A friend of mine about my age had to switch from a recurve to a compound last year because of a wrist/hand/health issue. He went without a peep on his new bow and said he got real comfortable shooting after a slight adjustment period, he was money at the range.
He called a couple weeks ago, he had a big 150+, 8 point whitetail come out at his stand, drilled it broadside at 15 yards and when he went to retrieve it, he found guts on the arrow. (he thought he made a good shot) He evidently ended shooting 6 inches (left or right, I don't remember that part of the story) from where he had aimed. Fast forward a few weeks, he had what was the biggest deer he had ever seen come out at his stand, he said well over a 180 inches. The deer was quartered away, close shot and he shot it in the hind leg, missing about 6 inches to the same side as before. Lost both deer, the big 8 point showed up on a trail camera a couple weeks later, but he said it was sickly looking.

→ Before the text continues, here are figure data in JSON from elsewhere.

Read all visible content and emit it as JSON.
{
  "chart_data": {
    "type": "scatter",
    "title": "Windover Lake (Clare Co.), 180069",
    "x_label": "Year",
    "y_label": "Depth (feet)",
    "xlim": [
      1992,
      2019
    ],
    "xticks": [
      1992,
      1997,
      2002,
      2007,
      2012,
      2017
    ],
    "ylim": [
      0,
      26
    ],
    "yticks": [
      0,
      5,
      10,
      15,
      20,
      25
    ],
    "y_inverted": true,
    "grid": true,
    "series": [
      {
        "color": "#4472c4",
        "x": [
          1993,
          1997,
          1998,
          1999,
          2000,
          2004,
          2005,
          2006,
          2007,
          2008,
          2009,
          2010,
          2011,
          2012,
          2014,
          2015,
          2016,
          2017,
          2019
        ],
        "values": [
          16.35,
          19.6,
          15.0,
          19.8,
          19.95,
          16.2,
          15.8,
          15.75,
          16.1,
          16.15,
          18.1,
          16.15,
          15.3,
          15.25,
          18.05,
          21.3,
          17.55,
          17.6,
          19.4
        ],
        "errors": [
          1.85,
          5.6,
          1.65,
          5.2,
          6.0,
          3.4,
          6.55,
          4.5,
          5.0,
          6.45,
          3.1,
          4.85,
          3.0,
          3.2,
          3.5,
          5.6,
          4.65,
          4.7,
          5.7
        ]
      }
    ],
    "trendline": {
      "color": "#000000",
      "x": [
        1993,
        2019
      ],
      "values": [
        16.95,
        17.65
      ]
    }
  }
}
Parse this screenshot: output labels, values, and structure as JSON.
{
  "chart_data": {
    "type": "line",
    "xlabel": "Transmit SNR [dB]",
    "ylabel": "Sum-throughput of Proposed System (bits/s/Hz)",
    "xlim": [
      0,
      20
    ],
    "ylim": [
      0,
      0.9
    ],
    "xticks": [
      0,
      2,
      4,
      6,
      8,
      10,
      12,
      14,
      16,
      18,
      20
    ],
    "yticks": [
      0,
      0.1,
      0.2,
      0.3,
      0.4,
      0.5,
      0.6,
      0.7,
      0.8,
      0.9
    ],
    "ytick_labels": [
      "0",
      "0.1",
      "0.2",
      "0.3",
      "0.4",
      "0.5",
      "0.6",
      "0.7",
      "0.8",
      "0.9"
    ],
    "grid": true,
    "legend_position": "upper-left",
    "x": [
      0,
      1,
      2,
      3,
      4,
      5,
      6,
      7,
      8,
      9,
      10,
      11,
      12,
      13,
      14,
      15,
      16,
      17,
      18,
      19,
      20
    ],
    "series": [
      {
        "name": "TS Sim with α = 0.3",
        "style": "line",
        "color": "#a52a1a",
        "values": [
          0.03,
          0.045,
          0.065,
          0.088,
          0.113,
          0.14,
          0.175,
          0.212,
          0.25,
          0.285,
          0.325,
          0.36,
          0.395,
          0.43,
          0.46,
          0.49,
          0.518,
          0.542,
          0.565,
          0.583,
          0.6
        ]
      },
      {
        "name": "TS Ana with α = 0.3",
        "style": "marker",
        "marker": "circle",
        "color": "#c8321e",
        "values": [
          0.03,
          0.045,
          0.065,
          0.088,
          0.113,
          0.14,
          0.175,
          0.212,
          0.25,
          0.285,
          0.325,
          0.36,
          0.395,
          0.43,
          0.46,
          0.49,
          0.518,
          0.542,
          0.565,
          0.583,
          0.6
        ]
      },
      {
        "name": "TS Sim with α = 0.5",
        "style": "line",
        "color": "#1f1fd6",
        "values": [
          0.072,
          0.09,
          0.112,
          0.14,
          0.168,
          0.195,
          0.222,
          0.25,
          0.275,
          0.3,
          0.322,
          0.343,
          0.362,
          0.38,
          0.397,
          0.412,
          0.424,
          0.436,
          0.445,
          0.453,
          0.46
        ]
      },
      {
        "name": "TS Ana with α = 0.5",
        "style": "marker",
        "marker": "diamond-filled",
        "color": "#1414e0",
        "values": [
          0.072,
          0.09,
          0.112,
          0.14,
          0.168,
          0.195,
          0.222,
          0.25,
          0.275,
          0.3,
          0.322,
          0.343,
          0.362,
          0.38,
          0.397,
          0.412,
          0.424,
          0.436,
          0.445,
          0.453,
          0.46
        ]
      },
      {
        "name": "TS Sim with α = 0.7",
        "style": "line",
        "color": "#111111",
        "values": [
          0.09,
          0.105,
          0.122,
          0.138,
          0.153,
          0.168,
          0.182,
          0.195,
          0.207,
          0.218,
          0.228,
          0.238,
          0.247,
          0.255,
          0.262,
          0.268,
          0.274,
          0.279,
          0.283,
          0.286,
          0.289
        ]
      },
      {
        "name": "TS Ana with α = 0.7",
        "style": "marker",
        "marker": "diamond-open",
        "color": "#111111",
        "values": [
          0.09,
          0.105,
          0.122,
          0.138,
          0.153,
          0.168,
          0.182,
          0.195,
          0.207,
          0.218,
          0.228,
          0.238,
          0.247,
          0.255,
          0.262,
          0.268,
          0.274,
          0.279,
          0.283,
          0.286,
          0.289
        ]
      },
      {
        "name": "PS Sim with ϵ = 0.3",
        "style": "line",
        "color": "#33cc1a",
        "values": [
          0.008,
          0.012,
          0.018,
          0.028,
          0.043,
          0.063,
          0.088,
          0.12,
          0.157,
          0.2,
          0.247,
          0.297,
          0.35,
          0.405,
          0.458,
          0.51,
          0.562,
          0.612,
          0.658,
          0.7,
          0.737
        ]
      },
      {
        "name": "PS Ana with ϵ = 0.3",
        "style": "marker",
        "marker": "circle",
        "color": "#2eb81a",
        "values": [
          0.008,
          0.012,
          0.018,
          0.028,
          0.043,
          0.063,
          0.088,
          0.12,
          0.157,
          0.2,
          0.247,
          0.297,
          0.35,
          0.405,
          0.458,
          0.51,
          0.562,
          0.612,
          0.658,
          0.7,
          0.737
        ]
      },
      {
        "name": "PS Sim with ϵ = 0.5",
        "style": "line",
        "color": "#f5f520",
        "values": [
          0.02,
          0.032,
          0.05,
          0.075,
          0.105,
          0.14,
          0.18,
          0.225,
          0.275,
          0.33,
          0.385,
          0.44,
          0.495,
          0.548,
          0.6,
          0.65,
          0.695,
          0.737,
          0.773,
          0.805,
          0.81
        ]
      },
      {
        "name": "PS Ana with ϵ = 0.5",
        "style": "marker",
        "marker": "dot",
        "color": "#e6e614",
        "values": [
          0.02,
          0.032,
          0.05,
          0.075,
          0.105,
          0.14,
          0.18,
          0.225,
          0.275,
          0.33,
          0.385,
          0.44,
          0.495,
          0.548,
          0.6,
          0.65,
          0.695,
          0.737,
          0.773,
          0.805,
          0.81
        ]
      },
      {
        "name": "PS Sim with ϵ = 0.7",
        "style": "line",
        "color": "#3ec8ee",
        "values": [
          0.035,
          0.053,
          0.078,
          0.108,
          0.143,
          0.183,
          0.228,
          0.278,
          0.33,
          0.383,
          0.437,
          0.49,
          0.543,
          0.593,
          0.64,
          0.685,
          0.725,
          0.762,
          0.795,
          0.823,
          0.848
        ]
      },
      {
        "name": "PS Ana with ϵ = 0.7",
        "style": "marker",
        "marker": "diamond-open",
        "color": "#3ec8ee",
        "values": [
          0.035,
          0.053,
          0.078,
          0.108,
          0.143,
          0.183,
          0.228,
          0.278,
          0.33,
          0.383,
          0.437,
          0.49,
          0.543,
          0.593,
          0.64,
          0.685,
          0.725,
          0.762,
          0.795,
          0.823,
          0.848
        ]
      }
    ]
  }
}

He called me feeling like crap, I told him my new issues with peep sights after he mentioned not using a peep, he actually consulting me and another friend of his that doesn't use a peep prior to setting up that bow. Anyway, he seems to think he looked on the wrong side of the string. Once you get over 50 your eyes aren't what they use to be.
Without hijacking the thread, there is a whole ethical discussion mixed in here as well.